Andere Kolleginnen und Kollegen sahen hingegen die Gefahr eines immensen Anstiegs der Verdachtsmeldungen und einen entsprechenden Mehraufwand. So waren u.a. (einfache) Betrugstaten oder Diebstähle (sog. Bagatelldelikte) bisher keine möglichen Geldwäschevortaten (z. B. der einfache Subventionsbetrug im Rahmen der Corona-Soforthilfen). Solche Fälle mussten nur dann gemeldet werden, wenn es bei den Vortaten mindestens Hinweise auf eine gewerbs- oder bandenmäßige Begehung gab.

Großer Mehraufwand bei Bagatelldelikten

Die ersten Erfahrungen in der Praxis zeigen, dass es für die meisten Verpflichteten sehr wohl zu einem erheblichen Mehraufwand gekommen ist. Dies betrifft insbesondere die Erfassung und Bearbeitung von Hinweisen auf sog. Bagatelldelikte. Bedenkt man, dass die Abgabe einer einzelnen Verdachtsmeldung erfahrungsgemäß mindestens eine Stunde dauert, so lässt sich erahnen, welche zusätzliche Belastung droht. Hinzu kommt die Folge der Stillhalteverpflichtung in § 46 GwG. Danach darf eine Transaktion, wegen der eine Verdachtsmeldung erfolgt ist, frühestens nach dem dritten Werktag durchgeführt werden. Eine Ausnahme besteht dann, wenn zuvor die FIU oder die Staatsanwaltschaft der Durchführung zugestimmt hat.

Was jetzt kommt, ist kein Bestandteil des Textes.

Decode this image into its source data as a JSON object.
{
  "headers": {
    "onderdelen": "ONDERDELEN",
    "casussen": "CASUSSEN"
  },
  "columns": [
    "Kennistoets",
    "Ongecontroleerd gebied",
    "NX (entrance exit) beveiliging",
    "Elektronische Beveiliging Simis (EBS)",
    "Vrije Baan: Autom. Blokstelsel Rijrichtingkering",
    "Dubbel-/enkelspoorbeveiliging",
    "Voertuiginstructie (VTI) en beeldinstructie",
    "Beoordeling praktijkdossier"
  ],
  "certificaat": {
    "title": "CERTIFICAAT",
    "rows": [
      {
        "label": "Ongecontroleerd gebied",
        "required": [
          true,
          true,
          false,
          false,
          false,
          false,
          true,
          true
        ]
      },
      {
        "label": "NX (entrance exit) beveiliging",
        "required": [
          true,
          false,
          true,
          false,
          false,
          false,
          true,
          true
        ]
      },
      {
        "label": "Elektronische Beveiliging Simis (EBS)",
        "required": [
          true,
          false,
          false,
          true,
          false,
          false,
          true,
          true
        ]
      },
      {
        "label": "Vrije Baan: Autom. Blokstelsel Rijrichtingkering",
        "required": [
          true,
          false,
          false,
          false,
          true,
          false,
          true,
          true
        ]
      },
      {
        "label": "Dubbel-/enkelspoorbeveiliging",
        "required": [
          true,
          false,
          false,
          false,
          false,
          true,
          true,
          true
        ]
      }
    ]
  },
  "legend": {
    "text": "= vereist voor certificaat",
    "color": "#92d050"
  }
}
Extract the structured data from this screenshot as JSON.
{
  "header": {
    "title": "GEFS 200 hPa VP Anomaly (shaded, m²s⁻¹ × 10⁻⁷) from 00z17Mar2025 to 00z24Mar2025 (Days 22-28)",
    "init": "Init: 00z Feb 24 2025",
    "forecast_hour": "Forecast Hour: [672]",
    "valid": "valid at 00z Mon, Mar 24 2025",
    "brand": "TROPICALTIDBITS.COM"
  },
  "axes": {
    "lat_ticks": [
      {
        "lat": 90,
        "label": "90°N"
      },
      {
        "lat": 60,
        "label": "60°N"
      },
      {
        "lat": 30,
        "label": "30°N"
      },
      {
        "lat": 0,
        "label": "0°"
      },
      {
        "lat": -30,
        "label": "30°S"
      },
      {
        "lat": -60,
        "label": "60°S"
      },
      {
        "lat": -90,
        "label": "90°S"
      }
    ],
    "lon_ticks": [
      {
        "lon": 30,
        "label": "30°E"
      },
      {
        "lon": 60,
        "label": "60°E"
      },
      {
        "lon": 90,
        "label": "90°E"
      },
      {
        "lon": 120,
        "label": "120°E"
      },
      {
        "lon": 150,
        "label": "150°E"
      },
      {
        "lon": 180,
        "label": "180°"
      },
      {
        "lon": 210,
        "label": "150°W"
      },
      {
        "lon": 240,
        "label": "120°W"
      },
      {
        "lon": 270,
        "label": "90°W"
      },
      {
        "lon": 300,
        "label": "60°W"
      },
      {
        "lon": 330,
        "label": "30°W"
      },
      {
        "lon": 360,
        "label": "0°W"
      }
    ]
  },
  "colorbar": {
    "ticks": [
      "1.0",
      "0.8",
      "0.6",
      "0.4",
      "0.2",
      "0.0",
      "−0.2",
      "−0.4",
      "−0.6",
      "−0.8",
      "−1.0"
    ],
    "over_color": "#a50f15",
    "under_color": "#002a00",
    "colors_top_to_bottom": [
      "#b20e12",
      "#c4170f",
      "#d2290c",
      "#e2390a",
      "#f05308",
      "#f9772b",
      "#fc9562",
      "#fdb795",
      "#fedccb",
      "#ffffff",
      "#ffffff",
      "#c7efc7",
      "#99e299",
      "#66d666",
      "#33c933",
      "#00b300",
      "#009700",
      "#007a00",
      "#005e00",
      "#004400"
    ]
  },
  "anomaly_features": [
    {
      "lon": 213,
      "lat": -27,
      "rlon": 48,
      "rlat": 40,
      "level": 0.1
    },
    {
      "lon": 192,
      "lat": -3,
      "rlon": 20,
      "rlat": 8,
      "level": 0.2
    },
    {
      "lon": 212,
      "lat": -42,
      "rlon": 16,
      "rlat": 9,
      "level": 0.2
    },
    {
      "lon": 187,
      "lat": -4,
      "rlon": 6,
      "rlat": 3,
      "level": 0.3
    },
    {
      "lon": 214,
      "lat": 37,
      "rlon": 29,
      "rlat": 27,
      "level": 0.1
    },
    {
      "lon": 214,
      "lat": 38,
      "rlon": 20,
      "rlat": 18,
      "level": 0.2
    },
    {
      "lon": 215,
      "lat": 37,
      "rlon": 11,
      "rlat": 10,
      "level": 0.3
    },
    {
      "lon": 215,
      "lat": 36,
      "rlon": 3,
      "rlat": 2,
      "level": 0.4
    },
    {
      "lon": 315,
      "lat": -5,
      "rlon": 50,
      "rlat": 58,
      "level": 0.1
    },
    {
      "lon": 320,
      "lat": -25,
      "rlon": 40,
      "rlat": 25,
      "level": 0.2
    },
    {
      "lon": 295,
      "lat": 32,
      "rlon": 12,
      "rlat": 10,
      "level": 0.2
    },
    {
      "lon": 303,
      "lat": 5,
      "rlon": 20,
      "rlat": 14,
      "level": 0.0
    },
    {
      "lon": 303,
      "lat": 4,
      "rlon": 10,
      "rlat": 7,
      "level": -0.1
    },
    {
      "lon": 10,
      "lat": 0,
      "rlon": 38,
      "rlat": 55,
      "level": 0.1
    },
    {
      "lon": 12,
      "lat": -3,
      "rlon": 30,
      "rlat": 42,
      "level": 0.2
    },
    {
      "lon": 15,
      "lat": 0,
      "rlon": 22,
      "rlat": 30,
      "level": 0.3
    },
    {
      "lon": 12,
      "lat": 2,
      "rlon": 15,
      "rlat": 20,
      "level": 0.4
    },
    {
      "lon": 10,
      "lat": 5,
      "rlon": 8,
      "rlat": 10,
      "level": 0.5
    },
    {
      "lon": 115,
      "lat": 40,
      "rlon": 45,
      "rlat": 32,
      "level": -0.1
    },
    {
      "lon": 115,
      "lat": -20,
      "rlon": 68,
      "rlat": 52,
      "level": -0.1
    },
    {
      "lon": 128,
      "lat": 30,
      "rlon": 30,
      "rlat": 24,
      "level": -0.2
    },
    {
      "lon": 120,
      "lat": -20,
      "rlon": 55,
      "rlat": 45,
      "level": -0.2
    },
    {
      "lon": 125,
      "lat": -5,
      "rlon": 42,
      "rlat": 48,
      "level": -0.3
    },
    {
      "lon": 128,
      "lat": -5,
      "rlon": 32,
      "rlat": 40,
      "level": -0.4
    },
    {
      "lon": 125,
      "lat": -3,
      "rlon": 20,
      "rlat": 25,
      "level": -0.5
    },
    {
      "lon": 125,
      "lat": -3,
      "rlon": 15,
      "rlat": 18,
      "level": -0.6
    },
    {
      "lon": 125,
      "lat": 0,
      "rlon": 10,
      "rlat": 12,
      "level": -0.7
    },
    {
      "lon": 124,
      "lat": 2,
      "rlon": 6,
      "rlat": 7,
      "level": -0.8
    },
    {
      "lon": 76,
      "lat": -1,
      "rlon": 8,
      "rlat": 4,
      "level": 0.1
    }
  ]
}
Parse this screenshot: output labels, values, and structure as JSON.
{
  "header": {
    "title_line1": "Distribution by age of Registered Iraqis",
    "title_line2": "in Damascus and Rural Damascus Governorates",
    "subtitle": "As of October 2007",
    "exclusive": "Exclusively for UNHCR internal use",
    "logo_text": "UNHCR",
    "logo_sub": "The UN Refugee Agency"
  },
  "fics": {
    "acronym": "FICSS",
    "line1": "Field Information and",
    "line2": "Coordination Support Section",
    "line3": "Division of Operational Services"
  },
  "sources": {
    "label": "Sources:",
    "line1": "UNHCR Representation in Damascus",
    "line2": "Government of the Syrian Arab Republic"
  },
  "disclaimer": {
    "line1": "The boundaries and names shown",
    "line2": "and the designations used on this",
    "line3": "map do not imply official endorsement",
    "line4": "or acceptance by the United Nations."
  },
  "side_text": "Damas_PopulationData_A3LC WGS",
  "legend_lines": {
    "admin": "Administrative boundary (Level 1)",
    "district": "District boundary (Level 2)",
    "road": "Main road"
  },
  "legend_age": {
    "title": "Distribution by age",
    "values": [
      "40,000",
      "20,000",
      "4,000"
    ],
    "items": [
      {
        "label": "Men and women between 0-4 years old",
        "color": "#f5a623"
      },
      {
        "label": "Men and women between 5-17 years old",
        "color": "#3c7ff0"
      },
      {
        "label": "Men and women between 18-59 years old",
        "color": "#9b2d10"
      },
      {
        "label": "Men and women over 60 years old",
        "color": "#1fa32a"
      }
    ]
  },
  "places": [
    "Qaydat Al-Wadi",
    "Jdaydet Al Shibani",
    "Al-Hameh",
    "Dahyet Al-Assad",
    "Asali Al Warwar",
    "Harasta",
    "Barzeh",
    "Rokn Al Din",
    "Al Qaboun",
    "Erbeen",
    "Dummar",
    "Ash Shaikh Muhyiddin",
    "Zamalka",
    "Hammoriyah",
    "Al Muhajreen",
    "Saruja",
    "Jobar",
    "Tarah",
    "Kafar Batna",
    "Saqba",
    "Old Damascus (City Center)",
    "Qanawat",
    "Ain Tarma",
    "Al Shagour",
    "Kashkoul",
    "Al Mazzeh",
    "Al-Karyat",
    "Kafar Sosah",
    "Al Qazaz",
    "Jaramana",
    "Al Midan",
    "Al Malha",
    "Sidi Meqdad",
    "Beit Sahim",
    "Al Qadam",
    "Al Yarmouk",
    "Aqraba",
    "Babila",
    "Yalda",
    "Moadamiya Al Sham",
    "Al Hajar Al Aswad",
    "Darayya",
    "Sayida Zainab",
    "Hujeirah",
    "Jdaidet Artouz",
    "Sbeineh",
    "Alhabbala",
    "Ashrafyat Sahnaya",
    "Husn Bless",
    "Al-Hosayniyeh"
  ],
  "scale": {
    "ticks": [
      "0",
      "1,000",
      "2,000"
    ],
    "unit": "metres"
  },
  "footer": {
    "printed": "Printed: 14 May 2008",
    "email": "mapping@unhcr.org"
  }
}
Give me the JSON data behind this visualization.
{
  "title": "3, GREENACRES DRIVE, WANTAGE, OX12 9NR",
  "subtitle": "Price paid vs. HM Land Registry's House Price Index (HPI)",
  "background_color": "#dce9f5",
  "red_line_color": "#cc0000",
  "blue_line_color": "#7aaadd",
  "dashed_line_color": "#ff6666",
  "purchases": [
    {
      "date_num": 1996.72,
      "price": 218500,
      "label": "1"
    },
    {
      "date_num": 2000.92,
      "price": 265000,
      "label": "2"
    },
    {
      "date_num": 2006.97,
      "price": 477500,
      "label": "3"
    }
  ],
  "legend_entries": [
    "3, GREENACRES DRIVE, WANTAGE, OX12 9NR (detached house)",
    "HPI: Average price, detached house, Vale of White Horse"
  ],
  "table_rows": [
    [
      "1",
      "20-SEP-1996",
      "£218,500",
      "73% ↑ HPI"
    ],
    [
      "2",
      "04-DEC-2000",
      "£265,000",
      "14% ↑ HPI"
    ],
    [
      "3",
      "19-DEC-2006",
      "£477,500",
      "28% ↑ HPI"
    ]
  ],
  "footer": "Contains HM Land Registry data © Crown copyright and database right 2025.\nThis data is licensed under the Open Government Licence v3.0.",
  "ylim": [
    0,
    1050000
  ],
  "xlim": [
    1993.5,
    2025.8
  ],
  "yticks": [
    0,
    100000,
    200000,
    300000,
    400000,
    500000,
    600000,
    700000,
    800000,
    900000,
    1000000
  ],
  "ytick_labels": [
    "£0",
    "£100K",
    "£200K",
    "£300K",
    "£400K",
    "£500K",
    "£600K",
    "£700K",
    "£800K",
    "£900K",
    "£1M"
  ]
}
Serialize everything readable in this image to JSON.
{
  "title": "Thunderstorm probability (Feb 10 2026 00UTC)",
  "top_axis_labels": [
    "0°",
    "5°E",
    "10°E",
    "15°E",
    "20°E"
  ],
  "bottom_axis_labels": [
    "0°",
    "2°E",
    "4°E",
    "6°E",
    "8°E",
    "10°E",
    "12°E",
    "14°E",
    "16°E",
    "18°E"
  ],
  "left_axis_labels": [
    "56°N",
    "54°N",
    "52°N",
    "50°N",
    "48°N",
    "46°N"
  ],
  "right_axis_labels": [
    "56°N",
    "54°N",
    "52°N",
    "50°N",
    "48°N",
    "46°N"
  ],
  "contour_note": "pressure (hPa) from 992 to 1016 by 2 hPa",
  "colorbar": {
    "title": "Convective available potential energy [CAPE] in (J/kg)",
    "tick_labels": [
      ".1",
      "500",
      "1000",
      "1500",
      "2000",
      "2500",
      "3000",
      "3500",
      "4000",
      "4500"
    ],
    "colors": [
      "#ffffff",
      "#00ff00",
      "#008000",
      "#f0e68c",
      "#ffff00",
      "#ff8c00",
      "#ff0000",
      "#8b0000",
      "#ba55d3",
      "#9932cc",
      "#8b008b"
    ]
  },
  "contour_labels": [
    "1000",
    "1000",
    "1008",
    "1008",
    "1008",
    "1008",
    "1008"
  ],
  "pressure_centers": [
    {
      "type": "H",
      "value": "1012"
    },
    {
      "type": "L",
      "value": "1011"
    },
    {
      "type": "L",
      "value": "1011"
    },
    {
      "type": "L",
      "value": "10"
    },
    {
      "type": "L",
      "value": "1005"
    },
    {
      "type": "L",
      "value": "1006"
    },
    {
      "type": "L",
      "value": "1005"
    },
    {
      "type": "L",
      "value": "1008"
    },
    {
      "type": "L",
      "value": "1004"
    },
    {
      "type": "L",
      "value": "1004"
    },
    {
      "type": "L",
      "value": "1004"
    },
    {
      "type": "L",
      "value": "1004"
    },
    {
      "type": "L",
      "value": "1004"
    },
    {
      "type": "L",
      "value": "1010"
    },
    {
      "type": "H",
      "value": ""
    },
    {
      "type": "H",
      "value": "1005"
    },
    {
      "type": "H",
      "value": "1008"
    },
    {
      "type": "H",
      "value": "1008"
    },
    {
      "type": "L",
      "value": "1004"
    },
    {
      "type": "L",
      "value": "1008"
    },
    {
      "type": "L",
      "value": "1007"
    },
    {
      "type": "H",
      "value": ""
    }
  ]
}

Sinkende Qualität von Verdachtsmeldungen befürchtet

Daneben scheint sich die Tendenz zur Pauschalisierung von Geldwäschefällen zu verstärken. Geldwäschebeauftragte befürchten zunehmend, mögliche Verdachtsfälle zu übersehen. Daher melden diese immer häufiger schlicht jeden Fall, bei dem Hinweise auf kriminelles Verhalten existieren. Hierbei wird jedoch übersehen, dass nicht bei jeder Tat auch gleichzeitig eine strafbare Geldwäsche vorliegt. Die richtige Abgrenzung ist in der Praxis jedoch häufig schwierig. Auch ist der meldende Mitarbeiter in der Regel durch die Freistellungsregelung des § 48 GwG geschützt. Die „über den Daumen gepeilte“ Meldepraxis erscheint daher manchen als das geringere Übel.

Fazit

So läuft es schließlich auf eine weiter stark steigende Anzahl an Verdachtsmeldungen hinaus. Welchen Mehrwert eine solche Datenhorterei mit sich bringen soll, verstehen nur die wenigsten Beteiligten. Der vom Gesetzgeber beschworene Vorteil der Reform, die Erleichterung der Strafverfolgung, muss sich in der Praxis erst einmal beweisen. Ohne eine Verbesserung der Situation der Ermittlungsbehörden in Bezug auf Ausstattung, Vernetzung und Qualität der übermittelten Daten erscheint dieser Glaube jedoch verfehlt.

Handlungsbedarf

Welche Folgen hat die Reform für die Verpflichteten? Damit die niedrigere Meldeschwelle im Unternehmen auch richtig umgesetzt wird, sind einige Anpassungen vorzunehmen.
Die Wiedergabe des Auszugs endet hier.